⛲ Humorism or fluid mechanics in ancient medicine
Roses are red, blood is hot, and phlegm, in all its cold, moist glory, reigns supreme.
What better way to kick off this newsletter than to step together into the world of humor, a delightful ancient Greek pastime of turning bodily fluids into profound ponderings.
🏛️ Ancient beginnings: Hippocrates and the Four Humors
Our story begins with none other than the OG of medicine, the granddaddy of health, Hippocrates, who, in his prime, rocked a toga like no one else. Hippocrates, the "Father of Western Medicine," argued that the key to well-being lay in the balance of four essential fluids—blood, phlegm, yellow bile, and black bile1. Each humor had its distinct personality: blood was warm and moist, phlegm cold and moist, yellow bile warm and dry, and black bile – you guessed it - cold and dry and well, a buzzkill.
⚖️ Balancing act: humors and health
Hang onto your laurel wreaths, because the plot thickens with the entrance of Roman physician Galen. Galen took the Hippocratic framework and ran with it, expanding upon the concept of balancing the four humors for optimal health2.

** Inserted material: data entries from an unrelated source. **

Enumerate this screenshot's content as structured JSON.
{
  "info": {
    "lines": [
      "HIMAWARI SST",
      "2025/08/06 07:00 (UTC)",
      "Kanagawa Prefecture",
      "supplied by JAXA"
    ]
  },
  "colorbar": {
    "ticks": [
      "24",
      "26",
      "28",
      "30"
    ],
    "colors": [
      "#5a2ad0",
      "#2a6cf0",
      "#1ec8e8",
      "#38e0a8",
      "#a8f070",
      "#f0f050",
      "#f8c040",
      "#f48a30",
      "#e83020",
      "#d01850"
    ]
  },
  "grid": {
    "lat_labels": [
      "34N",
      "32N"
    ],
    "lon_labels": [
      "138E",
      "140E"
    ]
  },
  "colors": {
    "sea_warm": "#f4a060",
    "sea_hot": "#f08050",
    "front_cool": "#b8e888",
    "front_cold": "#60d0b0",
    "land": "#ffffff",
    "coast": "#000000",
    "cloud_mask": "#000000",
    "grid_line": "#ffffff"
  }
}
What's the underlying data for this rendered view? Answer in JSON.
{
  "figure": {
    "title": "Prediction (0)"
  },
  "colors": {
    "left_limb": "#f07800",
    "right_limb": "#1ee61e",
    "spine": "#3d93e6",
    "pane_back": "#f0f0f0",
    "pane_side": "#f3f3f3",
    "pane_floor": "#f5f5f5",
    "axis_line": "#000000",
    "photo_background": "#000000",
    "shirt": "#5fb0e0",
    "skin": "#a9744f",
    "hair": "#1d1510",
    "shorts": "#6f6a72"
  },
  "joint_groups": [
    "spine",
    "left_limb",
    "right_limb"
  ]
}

In Galenic humoral theory, each humor is associated with a vital organ: blood with the heart, phlegm with the brain, yellow bile with the liver and black bile with the spleen. Each humor embodies the qualities of hot, cold, wet and dry, and symbolizes the elements of fire, air, water and earth3.
Galen intricately linked humors to temperament and even physical traits, arguing that maintaining this fluidic harmony (eucrasia) was the key to a hale and hearty existence. But, heaven forbid, if the scales tipped in favor of one or the other, woe unto you, for imbalance (dyscrasia) begat illness. Black bile overdose? Cue the melancholy playlist. Yellow bile surplus? Get ready for some crankiness and a feverish fiesta.
Galen's toolbox included remedies such as bloodletting and dietary modifications, all designed to reinstate that ever-elusive equilibrium of humors. His influence on the field of medicine endured for centuries, significantly shaping the trajectory of Western medical practices and beliefs4.
🖋 Evolution and transmission
Humoral theory didn't merely linger like an unwelcome flu bug; it embarked on a global journey, finding its way into the realm of Islamic medicine, courtesy of scholars such as Avicenna who found its allure irresistible5. Later, it circled back to the Christian West through Latin translations of Arabic texts, leaving its mark on the evolution of medieval European medicine6.
🎭 Chaucer's "Doctor of Physic" and Shakespearian phlegm
In the Middle Ages, humoral theory was the belle of the ball. It waltzed into literary works like Chaucer's "The Canterbury Tales," where we meet a doctor who couldn't get enough of that humor7. Shakespeare, too, had a thing for the humors and filled his scripts with characters embodying them8. Falstaff, for instance, was the poster child for the phlegmatic temperament, which in his case, meant he was unattractive and perennially under the weather. Turns out that Grey's Anatomy is no match for Shakespearian medical dramas.
Adolf Schrödter: Falstaff and his page
🕯 Continued impact on medicine
But even as medicine moved forward, humoral theory didn't check out. Well into the 19th century, bloodletting parties were all the rage, and the concept of miasmatic theory, linking diseases to the environment, held sway. These theories hung on like that pesky cough you can't shake before finally bowing to the rise of germ theory.
And while we no longer dabble in the alchemy of humoral medicine, we've kept the lingo. Words like "melancholic," "sanguine," "phlegmatic," and "bilious" still trip off our tongues when describing personality quirks.
So the next time someone calls you "melancholic", you can smile knowingly and say: "It's just my black bile acting up". What a comeback.
Bynum, W. (2008). Medicine at the bedside. In The history of medicine a very short introduction, Oxford University Press.
Bynum, W. (2008). Medicine at the bedside. In The history of medicine a very short introduction, Oxford University Press.
Hollerbach, T. (2023). Sanctorius’s galenism. Sanctorius Sanctorius and the Origins of Health Measurement, 35–96. https://doi.org/10.1007/978-3-031-30118-6_3
Bynum, W. (2008). Medicine at the bedside. In The history of medicine a very short introduction, Oxford University Press.
Radden, J. (2002). Black Bile and Melancholia. The Nature of Melancholy, 75–78. https://doi.org/10.1093/acprof:oso/9780195151657.003.0005
Bynum, W. (2008). Medicine at the bedside. In The history of medicine a very short introduction, Oxford University Press.